Mason was so cute he should be paid to endorse nappies or sit alongside puppies and sell toilet paper.
‘Do me a favour, Harper?’ Cap pointed to the mean-looking black shepherd chained to the verandah’s far corner post. ‘Keep Mason away from the shepherd, until I get the dog assimilated.’
‘You have an attack dog?’ Was this place a dog kennel?
‘Sarge is an ex-riot dog.’
‘On a cattle station?’ She then noticed the rifles leaning against the wall. A few surveillance cameras lay beside some shotgun shells, spilling over the map spread across the table. She recognised the assorted paraphernalia to show a war-room’s battle in progress, a disorganised one at that.
A tingle of terror crept up her spine. She scooped up Mason and held him close, with Ruby, the dog, watching her every move. Was the boy safe? Was she? ‘Are you going to war?’ What sort of hillbilly outfit was this?
‘Nah, we’re good. Aren’t we, brothers?’ Ash glared at his older siblings, then put on a fake smile for Harper. ‘Come on, Harper, I’ll let you pick a room.’
Ten
Dear Diary, welcome to hell.
It was a full thirty-seven hours and twenty-nine minutes since Harper had arrived at this soulless desert of dust, living on nothing but sheer teeth-gritting determination to beat Dex’s bet. Only made worse by the prick reverting to his original twenty-dollar bet, that she wouldn’t last the week.
He might win that bet.
Harper sat heavily in a kitchen chair in the large empty kitchen, where she fed Mason breakfast in his highchair. It was the only furniture in a house she’d class as a hovel filled with boxes.
It had taken Harper all of yesterday to clean and sort out Mason’s room, next door to hers. Then she attacked the bathroom that should’ve been declared a toxic war zone. But Mason enjoyed playing in the enormous bathtub like it was a private swimming pool, while she got soaked to the bone with raw hands and broken nails from cleaning.
She was the nanny. Not a cleaner.
Even though she had no clue what she was doing as a nanny, at least she had wi-fi, which allowed her to play music and scour social media for tutorials and tips.

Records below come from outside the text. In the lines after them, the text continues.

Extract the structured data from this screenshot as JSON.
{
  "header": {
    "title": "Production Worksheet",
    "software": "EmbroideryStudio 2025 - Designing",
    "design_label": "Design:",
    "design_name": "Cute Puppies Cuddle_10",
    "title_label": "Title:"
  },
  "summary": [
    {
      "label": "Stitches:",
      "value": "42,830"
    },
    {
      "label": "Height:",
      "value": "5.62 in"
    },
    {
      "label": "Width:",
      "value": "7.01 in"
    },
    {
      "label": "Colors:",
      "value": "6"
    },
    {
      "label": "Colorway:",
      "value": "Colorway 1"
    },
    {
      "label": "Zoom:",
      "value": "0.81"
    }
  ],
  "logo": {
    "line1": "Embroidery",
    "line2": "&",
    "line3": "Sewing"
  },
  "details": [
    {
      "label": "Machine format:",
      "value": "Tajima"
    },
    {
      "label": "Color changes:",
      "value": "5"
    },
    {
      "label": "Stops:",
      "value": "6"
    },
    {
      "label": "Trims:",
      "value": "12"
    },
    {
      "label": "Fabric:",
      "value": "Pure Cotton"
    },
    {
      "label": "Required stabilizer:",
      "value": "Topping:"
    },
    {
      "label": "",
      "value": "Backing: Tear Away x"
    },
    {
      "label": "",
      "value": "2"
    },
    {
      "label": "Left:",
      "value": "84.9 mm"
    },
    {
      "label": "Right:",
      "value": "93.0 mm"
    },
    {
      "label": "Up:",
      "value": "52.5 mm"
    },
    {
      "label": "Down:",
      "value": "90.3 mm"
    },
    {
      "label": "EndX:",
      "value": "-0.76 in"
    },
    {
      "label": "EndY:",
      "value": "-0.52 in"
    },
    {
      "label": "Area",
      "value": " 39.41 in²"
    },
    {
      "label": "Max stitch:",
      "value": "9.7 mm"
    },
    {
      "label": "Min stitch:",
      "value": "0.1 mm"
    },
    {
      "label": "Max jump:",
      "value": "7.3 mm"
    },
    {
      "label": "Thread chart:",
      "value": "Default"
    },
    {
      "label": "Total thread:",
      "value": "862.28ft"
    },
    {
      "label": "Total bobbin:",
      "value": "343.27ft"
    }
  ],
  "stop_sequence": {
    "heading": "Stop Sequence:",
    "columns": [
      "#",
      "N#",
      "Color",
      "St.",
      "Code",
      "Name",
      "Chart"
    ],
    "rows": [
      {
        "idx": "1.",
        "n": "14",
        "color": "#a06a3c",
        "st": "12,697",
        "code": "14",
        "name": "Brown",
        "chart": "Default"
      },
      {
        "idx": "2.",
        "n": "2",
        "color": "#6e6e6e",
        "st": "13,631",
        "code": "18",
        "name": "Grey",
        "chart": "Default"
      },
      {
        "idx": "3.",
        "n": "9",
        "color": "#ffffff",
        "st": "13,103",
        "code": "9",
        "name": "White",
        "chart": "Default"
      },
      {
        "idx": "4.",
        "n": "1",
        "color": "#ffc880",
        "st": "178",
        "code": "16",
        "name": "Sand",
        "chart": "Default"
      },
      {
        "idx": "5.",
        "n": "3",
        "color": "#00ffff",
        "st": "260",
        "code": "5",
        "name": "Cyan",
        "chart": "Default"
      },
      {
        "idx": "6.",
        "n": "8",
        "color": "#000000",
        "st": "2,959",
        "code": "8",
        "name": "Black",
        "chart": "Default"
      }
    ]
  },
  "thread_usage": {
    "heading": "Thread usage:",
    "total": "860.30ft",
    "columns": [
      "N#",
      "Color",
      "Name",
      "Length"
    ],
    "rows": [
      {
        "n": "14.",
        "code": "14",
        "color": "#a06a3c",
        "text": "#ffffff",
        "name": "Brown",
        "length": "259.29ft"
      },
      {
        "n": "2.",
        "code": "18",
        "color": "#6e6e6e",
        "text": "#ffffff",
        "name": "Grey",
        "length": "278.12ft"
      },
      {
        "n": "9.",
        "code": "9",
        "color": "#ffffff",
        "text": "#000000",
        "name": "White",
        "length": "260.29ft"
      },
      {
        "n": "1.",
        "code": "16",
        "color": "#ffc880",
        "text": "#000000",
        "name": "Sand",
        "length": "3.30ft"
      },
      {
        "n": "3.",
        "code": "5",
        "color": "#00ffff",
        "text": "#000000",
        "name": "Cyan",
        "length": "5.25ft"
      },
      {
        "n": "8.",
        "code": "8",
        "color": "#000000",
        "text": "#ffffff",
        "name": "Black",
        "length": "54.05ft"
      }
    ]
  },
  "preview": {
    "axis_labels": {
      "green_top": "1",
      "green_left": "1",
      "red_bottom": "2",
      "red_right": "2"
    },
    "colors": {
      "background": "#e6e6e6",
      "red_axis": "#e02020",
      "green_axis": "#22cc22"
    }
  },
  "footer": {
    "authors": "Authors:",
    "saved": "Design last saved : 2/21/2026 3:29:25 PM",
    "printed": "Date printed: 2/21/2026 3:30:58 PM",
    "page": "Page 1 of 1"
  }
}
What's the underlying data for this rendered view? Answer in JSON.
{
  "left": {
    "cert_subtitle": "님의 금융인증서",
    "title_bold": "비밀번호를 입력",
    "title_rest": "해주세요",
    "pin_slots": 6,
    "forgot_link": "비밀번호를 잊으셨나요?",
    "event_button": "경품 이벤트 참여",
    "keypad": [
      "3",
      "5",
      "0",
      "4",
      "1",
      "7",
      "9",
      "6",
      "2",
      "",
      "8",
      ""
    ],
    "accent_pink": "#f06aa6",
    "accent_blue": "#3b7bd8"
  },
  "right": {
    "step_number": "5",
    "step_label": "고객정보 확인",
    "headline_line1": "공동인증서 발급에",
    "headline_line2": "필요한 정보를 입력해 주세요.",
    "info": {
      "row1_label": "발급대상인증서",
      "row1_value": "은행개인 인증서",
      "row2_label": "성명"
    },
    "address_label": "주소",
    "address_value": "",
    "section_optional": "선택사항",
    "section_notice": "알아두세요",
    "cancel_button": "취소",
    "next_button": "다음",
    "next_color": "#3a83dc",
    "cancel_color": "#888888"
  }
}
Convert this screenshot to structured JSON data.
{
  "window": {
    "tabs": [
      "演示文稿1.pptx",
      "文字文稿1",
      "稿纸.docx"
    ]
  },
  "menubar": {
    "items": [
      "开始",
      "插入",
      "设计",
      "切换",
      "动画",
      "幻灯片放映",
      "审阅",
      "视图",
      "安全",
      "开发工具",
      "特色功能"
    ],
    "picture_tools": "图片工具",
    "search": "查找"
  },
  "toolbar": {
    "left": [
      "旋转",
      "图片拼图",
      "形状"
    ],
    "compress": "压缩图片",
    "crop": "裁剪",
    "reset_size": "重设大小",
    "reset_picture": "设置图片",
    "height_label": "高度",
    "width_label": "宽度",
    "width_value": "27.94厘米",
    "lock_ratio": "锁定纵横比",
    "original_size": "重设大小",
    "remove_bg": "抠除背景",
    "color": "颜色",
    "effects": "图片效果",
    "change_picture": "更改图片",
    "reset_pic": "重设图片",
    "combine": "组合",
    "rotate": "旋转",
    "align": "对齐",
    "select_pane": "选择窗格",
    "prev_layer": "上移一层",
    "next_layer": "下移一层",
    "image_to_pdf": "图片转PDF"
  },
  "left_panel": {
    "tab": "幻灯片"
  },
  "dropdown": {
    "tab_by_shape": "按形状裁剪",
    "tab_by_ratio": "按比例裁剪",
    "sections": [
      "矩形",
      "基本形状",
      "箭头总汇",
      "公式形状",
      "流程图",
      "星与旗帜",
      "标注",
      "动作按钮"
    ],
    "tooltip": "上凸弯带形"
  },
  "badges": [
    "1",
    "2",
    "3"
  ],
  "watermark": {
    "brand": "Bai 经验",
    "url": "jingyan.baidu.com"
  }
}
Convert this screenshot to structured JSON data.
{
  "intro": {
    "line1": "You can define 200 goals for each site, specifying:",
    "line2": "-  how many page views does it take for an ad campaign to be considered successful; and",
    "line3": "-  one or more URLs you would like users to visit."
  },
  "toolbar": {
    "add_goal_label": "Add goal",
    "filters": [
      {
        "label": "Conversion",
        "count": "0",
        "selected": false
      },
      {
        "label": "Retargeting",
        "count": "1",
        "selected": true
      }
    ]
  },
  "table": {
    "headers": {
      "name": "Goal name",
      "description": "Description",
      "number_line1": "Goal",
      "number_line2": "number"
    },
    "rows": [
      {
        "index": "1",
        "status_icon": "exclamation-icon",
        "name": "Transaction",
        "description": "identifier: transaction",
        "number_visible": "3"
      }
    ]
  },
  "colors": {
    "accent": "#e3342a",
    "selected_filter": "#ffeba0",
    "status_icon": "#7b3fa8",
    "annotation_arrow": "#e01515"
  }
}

Today, she was exhausted. Who knew cleaning was more physical than taking five spin classes with her Swedish spin master, urging them to train for the ski season? She hated that man. Right now, she hated cleaning more.
But boredom drove her to contemplate cleaning the kitchen with its long wide benches that only held a coffeemaker, and lots of cupboard space because it was a kitchen with no food!
They had plenty of baby food, beer, and bourbon. But there was nothing resembling any form of vegetable. The empty pantry had a few tins of beans that had long since expired, and were likely toxic.
Food for these savages was slabs of barbecued meat, slapped between slices of bread, smothered in tomato sauce, then washed down with a deep guzzle of beer.
Let’s not forget the volume of coffee they drank, because she’d never seen one of the Riggs brothers drink water.
The coffee she approved of. She’d never been picky over her coffee, which she needed to keep her eyes open from lack of sleep. Especially when Mason and Ruby, the labrador, had moved into Harper’s room at two in the morning.
But she needed food. She couldn’t live off coffee, beef, and bread, and she was not about to steal the processed toddler food.
Mason pushed away his cereal bowl, upending it to land with a splat on the kitchen floor, where Ruby the labrador was eager to lick it clean.
She left the dog to it. She was over cleaning.
She was also over doing laundry.
Oh, how she missed her local laundry. The magical store where she dropped off her laundry in a white sack, to return a few days later to collect her suits and shirts all perfectly pressed.
Now she had to fight with an old washing machine that you had to hold on to during the spin cycle, or it’d walk off the verandah. And then it was drip drying.
D-d-d-drip. Drying.
On a metal wire that made up the clothesline already filled with assorted long-sleeved work shirts and jeans, starchy and faded from the harsh outback sun.
They were Cap’s, Dex’s or Ash’s clothes. She knew this because yesterday, she’d watched in horror, as they dumped their clothes in a pile beside the washing machine where they had undressed, on their way to the outdoor shower. Then they’d tugged a set of clean clothes off the clothesline, dressing as they snatched a cold beer on the way to the table that lived on the front porch, where they sat around and argued over whose turn it was to cook dinner.